Another of the rights to which referred Dr. Hidalgo is to develop his career in facilities which ensure the safety and hygiene, according to the provisions of the regulations.
 
To receive from the institution which makes the provision of services, personal support services, supported by fully trained personnel and equipment, instruments and supplies equipment, tools needed, according to the service provided is another of the rights to which he referred.
 
Dr. Hidalgo also included the rights to refrain from guarantee results in relation to a particular healthcare process and the right to abstain to make final judgments about the expected outcomes of care .
 
Other rights mentioned by the speaker were those relating to respectful treatment, access to continuing medical education, to participate in research and teaching, to associate in organizations, professional associations, to facilitate defense of their professional prestige and be paid for professional services rendered according to their employment, contract or the agreement with the patient's condition.
 
To conclude his paper Dr.

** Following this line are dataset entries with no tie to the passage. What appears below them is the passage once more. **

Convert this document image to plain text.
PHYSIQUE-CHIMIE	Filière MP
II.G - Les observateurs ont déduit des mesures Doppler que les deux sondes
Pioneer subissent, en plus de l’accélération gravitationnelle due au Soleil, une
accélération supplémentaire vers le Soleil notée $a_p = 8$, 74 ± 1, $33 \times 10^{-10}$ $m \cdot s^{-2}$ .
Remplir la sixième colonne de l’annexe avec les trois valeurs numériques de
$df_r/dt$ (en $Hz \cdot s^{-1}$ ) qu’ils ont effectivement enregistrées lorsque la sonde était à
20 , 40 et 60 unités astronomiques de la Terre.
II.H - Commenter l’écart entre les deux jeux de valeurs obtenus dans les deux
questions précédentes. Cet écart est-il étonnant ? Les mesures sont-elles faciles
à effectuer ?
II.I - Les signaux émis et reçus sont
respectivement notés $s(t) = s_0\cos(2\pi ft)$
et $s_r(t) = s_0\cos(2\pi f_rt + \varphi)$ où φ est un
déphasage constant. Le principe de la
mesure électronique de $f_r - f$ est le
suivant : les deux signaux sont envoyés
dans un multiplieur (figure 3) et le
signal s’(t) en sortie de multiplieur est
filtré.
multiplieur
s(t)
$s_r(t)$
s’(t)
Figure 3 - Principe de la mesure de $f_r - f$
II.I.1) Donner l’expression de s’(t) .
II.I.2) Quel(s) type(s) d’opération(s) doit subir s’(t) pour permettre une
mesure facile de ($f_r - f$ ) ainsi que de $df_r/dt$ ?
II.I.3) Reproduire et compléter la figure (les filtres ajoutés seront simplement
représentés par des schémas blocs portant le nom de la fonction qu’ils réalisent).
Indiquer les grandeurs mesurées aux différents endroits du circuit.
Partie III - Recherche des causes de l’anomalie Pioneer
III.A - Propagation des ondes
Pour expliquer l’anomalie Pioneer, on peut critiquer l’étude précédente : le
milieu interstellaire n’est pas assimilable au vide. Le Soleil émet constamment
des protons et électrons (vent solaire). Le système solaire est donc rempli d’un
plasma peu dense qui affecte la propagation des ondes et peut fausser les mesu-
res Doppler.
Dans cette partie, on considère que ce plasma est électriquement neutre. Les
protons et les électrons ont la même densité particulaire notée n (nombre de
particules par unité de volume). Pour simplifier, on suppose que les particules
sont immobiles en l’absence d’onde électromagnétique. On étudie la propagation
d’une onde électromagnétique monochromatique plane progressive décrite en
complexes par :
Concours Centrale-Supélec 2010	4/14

Hidalgo showed that the Spanish Penal Code still does not recognize the physician as an authority.
 
The first Round-Table was concluded by the national representative of employed doctors in Private Medicine , Dr. José María Nieto, who presented his approach on "Rights and Professional Training in the field of Research and Teaching" highlighting the right to specialized training, after obtaining the grade. Regarding continuing education he stressed the duty and the right on it by the professionals. In addition, he referred to the physician's right to participate in research projects and teaching as part of their professional development. 
 
In short, and in his view, "it is society itself that should give the professional the right to training, since it is  receiving the benefit of improving the skills manifested in the professionalism of the doctor."